Thursday, however, Durkin, who was the chairwoman of the plenary session, threw a wrench in the negotiations, giving the coalitions new compromise language to use as a foundation for their talks.
As mock negotiations often go, student delegates offered hardline positions at the outset — part of a tendency “to put a fence around what they care about,” according to Durkin. The session later eroded to sidebar talks at the edge of the room focused on finding common ground to signal progress.
“They’re developing strategies to discuss a particular text, and learning how to negotiate within a coalition, develop a cross-coalition, and ultimately to come up with a consensus,” Durkin explained.
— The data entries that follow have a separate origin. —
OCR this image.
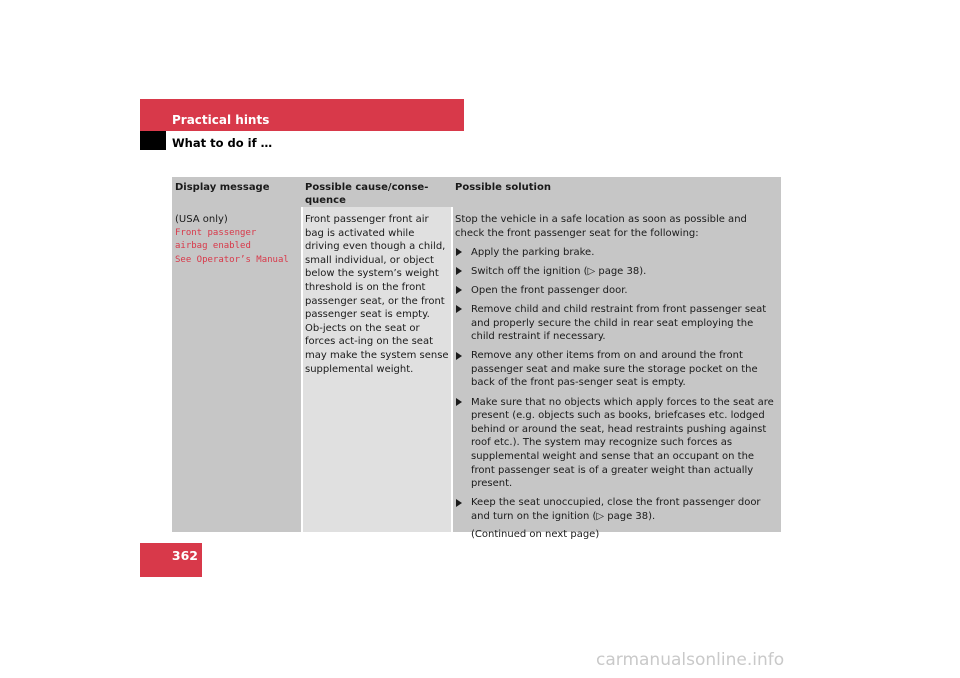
Practical hints
What to do if …
Display message	Possible cause/conse-
quence
Possible solution
(USA only)
Front passenger
airbag enabled
See Operator’s Manual
Front passenger front air bag is activated while driving even though a child, small individual, or object below the system’s weight threshold is on the front passenger seat, or the front passenger seat is empty. Ob-jects on the seat or forces act-ing on the seat may make the system sense supplemental weight.

Stop the vehicle in a safe location as soon as possible and check the front passenger seat for the following:

Apply the parking brake.
Switch off the ignition (▷ page 38).
Open the front passenger door.
Remove child and child restraint from front passenger seat and properly secure the child in rear seat employing the child restraint if necessary.
Remove any other items from on and around the front passenger seat and make sure the storage pocket on the back of the front pas-senger seat is empty.
Make sure that no objects which apply forces to the seat are present (e.g. objects such as books, briefcases etc. lodged behind or around the seat, head restraints pushing against roof etc.). The system may recognize such forces as supplemental weight and sense that an occupant on the front passenger seat is of a greater weight than actually present.
Keep the seat unoccupied, close the front passenger door and turn on the ignition (▷ page 38).
(Continued on next page)
362
carmanualsonline.info
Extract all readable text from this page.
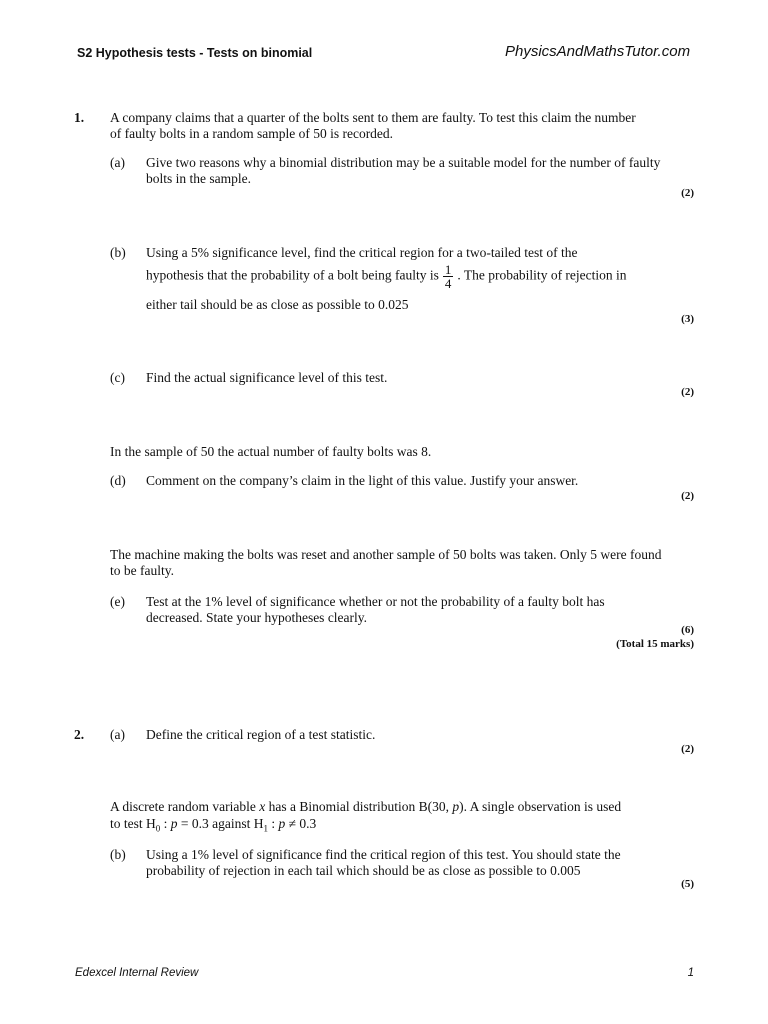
S2 Hypothesis tests - Tests on binomial	PhysicsAndMathsTutor.com
1. A company claims that a quarter of the bolts sent to them are faulty. To test this claim the number of faulty bolts in a random sample of 50 is recorded.
(a) Give two reasons why a binomial distribution may be a suitable model for the number of faulty bolts in the sample.
(2)
(b) Using a 5% significance level, find the critical region for a two-tailed test of the
hypothesis that the probability of a bolt being faulty is $\frac{1}{4}$ . The probability of rejection in
either tail should be as close as possible to 0.025
(3)
(c) Find the actual significance level of this test.
(2)
In the sample of 50 the actual number of faulty bolts was 8.
(d) Comment on the company’s claim in the light of this value. Justify your answer.
(2)
The machine making the bolts was reset and another sample of 50 bolts was taken. Only 5 were found to be faulty.
(e) Test at the 1% level of significance whether or not the probability of a faulty bolt has decreased. State your hypotheses clearly.
(6)
(Total 15 marks)
2. (a) Define the critical region of a test statistic.
(2)
A discrete random variable x has a Binomial distribution B(30, p). A single observation is used
to test $H_0$ : p = 0.3 against $H_1$ : p ≠ 0.3
(b) Using a 1% level of significance find the critical region of this test. You should state the probability of rejection in each tail which should be as close as possible to 0.005
(5)
Edexcel Internal Review	1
While the students did not come to an understanding on all of the issues at hand in the two-hour session Saturday — debates over some of these issues can drag out for years — Durkin said they gained valuable insight into just how difficult negotiating trade deals can be, particularly in an increasingly complex international setting.
When real-world negotiations resume in the coming days, Vetick and Kowalewski said they'll be watching for signs of how Nebraska could be impacted.
Vetick, who wants to work in international trade, said the trade negotiation was a good experience to understand what it takes to be able to purchase clothing made in Taiwan or alarm clocks made in China.
"All this has to happen for these comforts in life that we have," he said.
The experience of their own trade negotiation, in which five coalitions could not reach consensus on a few short paragraphs, has taught them that the process is deeper than it appears.
"Nebraska runs on agriculture; there is a lot riding on this," said Kowalewski, who added she, too, plans to work in international trade. "It's also way more complicated than the one page, one sector we've been focused on."